As Edward Rodwell notes Mombasa was not much of a place in those days. Ndia Kuu and Vasco Da Gama Str. (now Mbarak Hinaway Str.) comprised the main streets. The town boasted few stone buildings. Most of the island was covered by jungle, infested with puff-adders, and leopards roamed about the town at night. Every now and then lions would walk over the ford at Makupa when the tide was low. In 1892 Mombasa was the scene of a celebrated lion hunt in the area where Mombasa Sports Club is now situated.
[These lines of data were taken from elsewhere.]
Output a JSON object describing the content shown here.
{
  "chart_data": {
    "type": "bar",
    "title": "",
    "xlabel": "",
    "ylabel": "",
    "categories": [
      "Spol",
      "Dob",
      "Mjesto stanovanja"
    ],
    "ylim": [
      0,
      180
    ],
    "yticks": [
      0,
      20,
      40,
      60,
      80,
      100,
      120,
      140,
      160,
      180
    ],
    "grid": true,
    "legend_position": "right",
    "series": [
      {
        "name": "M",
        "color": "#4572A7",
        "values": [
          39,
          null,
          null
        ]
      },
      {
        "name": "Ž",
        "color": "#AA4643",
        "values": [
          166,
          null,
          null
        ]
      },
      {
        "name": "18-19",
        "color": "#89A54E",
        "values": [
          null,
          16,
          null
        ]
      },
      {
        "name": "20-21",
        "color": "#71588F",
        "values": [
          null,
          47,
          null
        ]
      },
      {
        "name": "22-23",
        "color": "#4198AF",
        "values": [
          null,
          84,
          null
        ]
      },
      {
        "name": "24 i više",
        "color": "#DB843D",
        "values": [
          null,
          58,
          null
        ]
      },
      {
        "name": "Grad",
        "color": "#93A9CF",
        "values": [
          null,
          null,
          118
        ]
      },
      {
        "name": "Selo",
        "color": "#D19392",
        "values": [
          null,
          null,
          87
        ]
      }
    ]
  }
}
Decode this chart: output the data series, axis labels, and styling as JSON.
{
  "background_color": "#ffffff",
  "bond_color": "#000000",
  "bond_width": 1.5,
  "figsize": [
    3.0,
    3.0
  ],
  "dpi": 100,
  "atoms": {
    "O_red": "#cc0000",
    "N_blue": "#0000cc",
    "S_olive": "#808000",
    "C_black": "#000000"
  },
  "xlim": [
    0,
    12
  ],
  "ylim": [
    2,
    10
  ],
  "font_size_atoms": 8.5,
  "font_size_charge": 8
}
The business of the town was in the hands of a small group of Bhattias, Bohras, Memons and Khojas.


Mombasa, Ndia Kuu, 1895

As the Khoja Shia Ithna-asheri population on the island increased – by 1897 it had grown to about a hundred – arrangements were made to meet at individual houses to perform the ‘majlis’, ‘matam’ and other communal rituals. In 1897 Dewji Jamal & Co bought a shamba called “kitumba” with a small bungalow from Maryam bint Mohamed bin Mbarak Karooso for use as a cemetery. Two years later in 1899 the community decided to build a mosque and imambara. The mosque-imambara was built on a shamba (in Persian “bustan”) worth five thousand rupees belonging to Dewji Jamal & Co. A fund was established and a small mosque-imambara was built which became known as “Bustani” (now Hyderi). Unfortunately towards the end of the same year the Mombasa Khoja Shia Ithna-Asheris became caught up in the ongoing communal discord and conflict in Zanzibar and Lamu.
 
According to late Sadak Jivraj Meghji soon after the differences arose a small bungalow was purchased near the Bustani. The disaffected party would gather there to perform namaz and majlis. A madrasa under the charge of a Seyyid Rhemtulla was established to teach the Quran and the Seyyid was paid fifteen rupees a month for his services. However after a year the madrasa was stopped and religious activities were shifted to the house of Mohammed Baqir, a Persian gentleman living in Mombasa. Eventually the leaders of the new Jamat decided to acquire their own cemetery and build a new mosque-imambara.
 
In 1900 Dharamsi Khatau, Jivraj Khatau and Walji Bhanji bought land along present day Haile Selassie Road for use as a cemetery. Three years later in 1903, Dharamsi Khatau, Jivraj Khatau and Jivraj Meghji bought land along Old Killindini Road and a fund was established to build a new mosque-imambara. In 1904 work on the mosque-imambara, named “Kuwwatul Islam” (now Husseini) was completed. Various dignitaries from Zanzibar were invited for the opening ceremony including the resident alim of Zanzibar Seyyid Abdulhusein Marashi who performed the religious ceremony of dedication. Henceforth the Ithna-Asheri community of Mombasa had two jamats: “Bustani” and “Kuwwatul Islam” each with their own mosque-imambara and cemetery. As luck would have it the two cemeteries, although separated from each other by a wall, were right next to each other. When the two Jamaats were reunited on 28 October 1966 under the famous slogan “ek bano nek bano” (be one and good), the wall between the two cemeteries (known then as the “Berlin Wall”), was finally brought down.